I stared at him, the full horror of what I was hearing beginning to take hold of me.

“I said no. I told him that it was time he started facing some of the consequences of his actions. I told him not to bother coming home because the doors would be locked. I told him that someday he would understand. I told him that someday he would thank me for teaching him what it meant to be a man. He just listened and then he said, ‘Okay, Dad.’ I said goodbye and he said, ‘Dad, please,’ but I hung up.”

“Holy Christ, I can’t listen to this ever again,” Harry said before his father could launch a second wave. Harry turned and walked toward the French doors leading to the hallway. He walked with difficulty. His limp was more pronounced than when he had first arrived, his pace less sure. I heard the front door open and then shut.

Michael looked up, tears streaming down his cheeks. “I hung up on him. I hung up on him.” He repeated himself, as if he couldn’t believe what he had done. “When I got off the phone, I felt proud of myself for taking such a tough stance. Proud.” He paused, shaking his head, staring sightlessly ahead, vision turned inward.

“I see,” one of the detectives said, stammering a little, struggling to construct a proper response.

“Please,” Michael said. “I’m begging all of you, this is not for public consumption. Please, I couldn’t stand it.”

When I remember that moment, the sound of the front door shutting, the sight of Harry alone and limping, the despairing picture of Michael Devlin, his sorrowful admission, the limitless scope of his shame, the sadness a kind of enveloping gray fog, I remember it as being one of the worst moments of my life.

Even my mother seemed moved. She stole another glance at my father, who was listening intently, making a meal of it, concentration etched along his brow line.

Finally, Camp cleared his throat and spoke. “You’ve got to be kidding if you expect me to keep any more secrets for you. You’ve got a hell of a nerve, Devlin.”

Michael stiffened but otherwise betrayed no response, just continued staring down at the floor. As for me, I couldn’t believe what I was hearing, so astounded was I at my father’s seeming callousness. The police were paying rapt attention—the air in the room crackled with so much tension it was as if we were waiting for something to explode.

“Camp!” my mother rebuked him as Michael looked up at her gratefully, causing my father to laugh out loud.

“Priceless,” he said as the police studiously avoided looking at one another, the intensity of their unspoken communication a soft, stingless buzz.

“Hmm.” The lead detective leaned forward from his spot on the sofa and set his empty coffee cup down on the table in front of him. “Well.” He finally looked back at two of his colleagues sitting alongside him. “That’s quite a story. Naturally, this is information that I wish we had had from the start. It’s a very serious omission. Certainly we can’t overlook it in trying to piece together the puzzle of Charlie’s disappearance.”

“Yes, yes,” my mother said, hurrying him along, “you’re absolutely right. So, now we know. What’s to be gained from releasing this information to the public?”

“How about finding out what happened to the kid, for a start?” Camp said.
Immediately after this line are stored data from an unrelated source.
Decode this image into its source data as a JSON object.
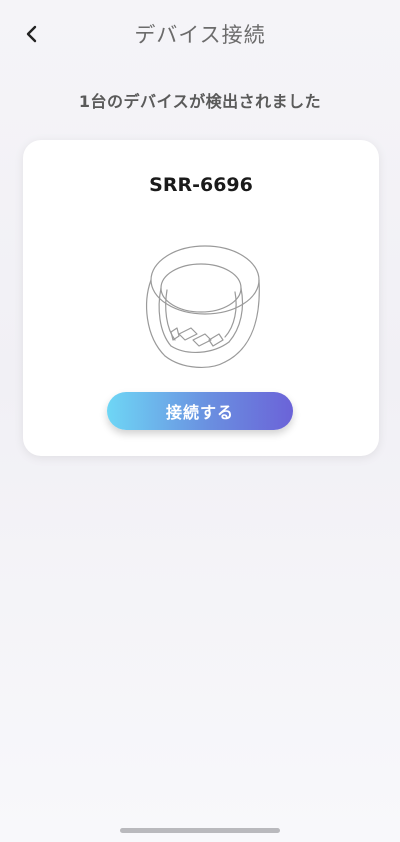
{
  "header": {
    "back_icon": "chevron-left-icon",
    "title": "デバイス接続"
  },
  "status": {
    "message": "1台のデバイスが検出されました"
  },
  "device_card": {
    "device_name": "SRR-6696",
    "image_icon": "smart-ring-icon",
    "connect_label": "接続する"
  },
  "colors": {
    "button_gradient_start": "#6ed6f5",
    "button_gradient_end": "#6b63d8",
    "title_text": "#6b6b6b",
    "card_bg": "#ffffff"
  }
}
One of the cops shrugged. “What’s to be gained? Everything, potentially. We have a timeline. We can place him according to that timeline. We have his state of mind to consider. Was he drunk? Did he seem under the influence of something?”

Michael shook his head. “He sounded okay.”

The detective continued: “Those aren’t incidental details. Maybe he was mad enough to run away. Although,” he paused, “finding his wallet and his jacket seems to point away from that conclusion.”

“I’ll never forgive myself if I’ve done anything to hinder the investigation,” Michael said.

“Oh, I’m sure you’ll find a way to let yourself off the hook eventually,” Camp said.

My mother ignored him and spoke directly to Michael. She talked slowly, as if she were picking up rationalizations like wildflowers along the way. “You thought you were doing the right thing. You’re human. Sometimes our mistakes have . . . unintended consequences. People behave differently under pressure than they do under normal circumstances. I promise to take this story to the grave with me.”